Mira primero a tu alrededor
En qué fijarse
- Monumento de piedra
- Placa de bronce
- Rocas bajo la plataforma
La historia del lugar
En la plataforma panorámica, un monumento de piedra con una placa de bronce señala las rocas de abajo. Durante varios años, un vapor destrozado permaneció junto a esta costa: los habitantes de la ciudad subían a su cubierta con sierras y hachas, y se llevaban madera, piezas y elementos de fijación. Más tarde, la ola de un vapor de ruedas que pasaba por allí desplazó los restos hacia aguas profundas. Ahora, bajo los bloques costeros y en el fondo se encuentran tablas de roble, piezas de hierro de las máquinas y elementos de fijación: el monumento se alza sobre el lugar donde el casco desapareció de la vista hace mucho tiempo.
Prospect Point ocupa la elevada orilla sur de la Primera Angostura, la estrecha entrada a Vancouver Harbour. El nombre inglés significa cabo con una vista abierta. La principal huella de su historia marítima se encuentra bajo la plataforma panorámica: en las rocas junto a la orilla terminó el servicio del vapor «Beaver».
La noche del veintiséis de julio de mil ochocientos ochenta y ocho, el capitán George Marchant llevaba el «Beaver» de Vancouver a Nanaimo para cargar carbón, tras lo cual pensaba llevar personas y provisiones a los campamentos madereros del norte. La marea casi había alcanzado su punto más alto, pero el agua aún entraba en la bahía. Para sortear la corriente de retorno junto al cabo, Marchant se mantuvo pegado a la costa. El barco chocó contra las rocas justo bajo la plataforma actual.
William Henry Evans, ayudante del maquinista, que había sido contratado en el «Beaver» apenas un mes antes del naufragio, relató aquella maniobra. Dormía en el momento del impacto. Evans recordaba que la tripulación se apresuró a salir y ni siquiera se detuvo a recoger sus pertenencias: los marineros bajaron al agua, llegaron a tierra vadeando y atravesaron el parque a pie. Todos se salvaron. Los intentos de sacar el vapor de las rocas fracasaron, y una recuperación completa se consideró demasiado cara.
Se perdió el barco con el que comenzó la navegación a vapor en la costa noroccidental del Pacífico. El «Beaver» fue construido en Inglaterra en mil ochocientos treinta y cinco para la Compañía de la Bahía de Hudson. Cruzó el océano a vela; las máquinas se montaron ya junto al río Columbia. El vapor abastecía los puestos comerciales de la compañía peletera, transportaba pasajeros durante la fiebre del oro, servía como buque hidrográfico y trazaba la costa en los mapas. En su último viaje, de su antigua función solo quedaba el trabajo cotidiano de remolcador.
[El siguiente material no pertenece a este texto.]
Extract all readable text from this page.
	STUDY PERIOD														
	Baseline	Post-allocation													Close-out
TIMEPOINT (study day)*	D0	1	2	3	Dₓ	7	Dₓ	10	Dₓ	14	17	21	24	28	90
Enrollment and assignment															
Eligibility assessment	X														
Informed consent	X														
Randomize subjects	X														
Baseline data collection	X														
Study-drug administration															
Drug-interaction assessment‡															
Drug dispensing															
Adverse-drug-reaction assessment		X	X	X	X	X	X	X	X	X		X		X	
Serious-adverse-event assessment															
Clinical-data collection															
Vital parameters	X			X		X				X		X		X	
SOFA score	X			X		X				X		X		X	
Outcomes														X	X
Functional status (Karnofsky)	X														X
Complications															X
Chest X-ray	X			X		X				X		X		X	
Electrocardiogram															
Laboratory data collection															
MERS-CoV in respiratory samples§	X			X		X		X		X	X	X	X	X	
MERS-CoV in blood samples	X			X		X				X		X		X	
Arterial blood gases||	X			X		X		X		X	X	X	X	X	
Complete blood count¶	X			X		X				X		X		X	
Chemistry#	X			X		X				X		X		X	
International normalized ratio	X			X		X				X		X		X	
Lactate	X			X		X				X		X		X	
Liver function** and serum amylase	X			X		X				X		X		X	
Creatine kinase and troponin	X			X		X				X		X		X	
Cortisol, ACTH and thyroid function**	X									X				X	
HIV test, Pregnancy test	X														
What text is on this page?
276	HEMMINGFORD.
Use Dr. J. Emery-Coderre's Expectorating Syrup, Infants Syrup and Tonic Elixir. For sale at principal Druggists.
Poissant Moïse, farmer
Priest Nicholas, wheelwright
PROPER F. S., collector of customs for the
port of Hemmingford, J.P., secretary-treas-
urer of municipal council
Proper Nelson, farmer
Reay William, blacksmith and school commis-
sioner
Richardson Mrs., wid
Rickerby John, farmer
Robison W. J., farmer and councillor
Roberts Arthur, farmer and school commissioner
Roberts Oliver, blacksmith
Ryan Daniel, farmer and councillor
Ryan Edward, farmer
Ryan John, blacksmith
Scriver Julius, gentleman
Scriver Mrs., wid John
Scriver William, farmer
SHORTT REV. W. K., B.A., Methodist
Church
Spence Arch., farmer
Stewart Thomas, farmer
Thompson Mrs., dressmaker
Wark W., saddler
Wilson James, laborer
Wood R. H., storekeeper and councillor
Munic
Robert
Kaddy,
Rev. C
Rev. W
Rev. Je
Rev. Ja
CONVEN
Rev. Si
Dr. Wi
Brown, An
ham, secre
Durante cuatro años, el casco permaneció sobre las rocas. Los habitantes de la ciudad subían a cubierta con sierras y hachas, cortaban madera para bastones y retiraban piezas y elementos de fijación. En el verano de mil ochocientos noventa y dos, la ola producida por el vapor de ruedas «Yosemite», que pasaba por allí, desplazó los restos del «Beaver» hacia aguas profundas.
El librero de Vancouver Charles McCain decidió conservar al menos sus máquinas. Durante las mareas más bajas, él y sus compañeros sacaban del casco destruido palancas, válvulas de bronce y pernos de cobre. McCain acuñaba medallas conmemorativas con el cobre. El intento de levantar un eje pesado casi le costó la vida; Edward Brown, que lo ayudaba, se ahogó.
Un monumento de piedra con una placa de bronce se alza en Prospect Point, justo sobre el lugar del naufragio. Abajo no queda un casco entero: los arqueólogos han encontrado bajo los bloques de la orilla y en el fondo tablas de roble, piezas de hierro de las máquinas y elementos de fijación dispersos. Yacen junto a la misma curva que el capitán George Marchant intentaba pasar más cerca de la costa.
Información práctica
Parte abierta de Stanley Park; el horario del parque suele ser 06:00-22:00. Para la cafetería/tienda de recuerdos y los desvíos invernales del seawall, es necesario comprobar la información actual.
Comprobado: 26 de junio de 2026. Comprueba la fuente oficial antes de visitar.Junto al precipicio, manténgase en la zona panorámica señalizada; el viento y el flujo de visitantes pueden dificultar una parada prolongada.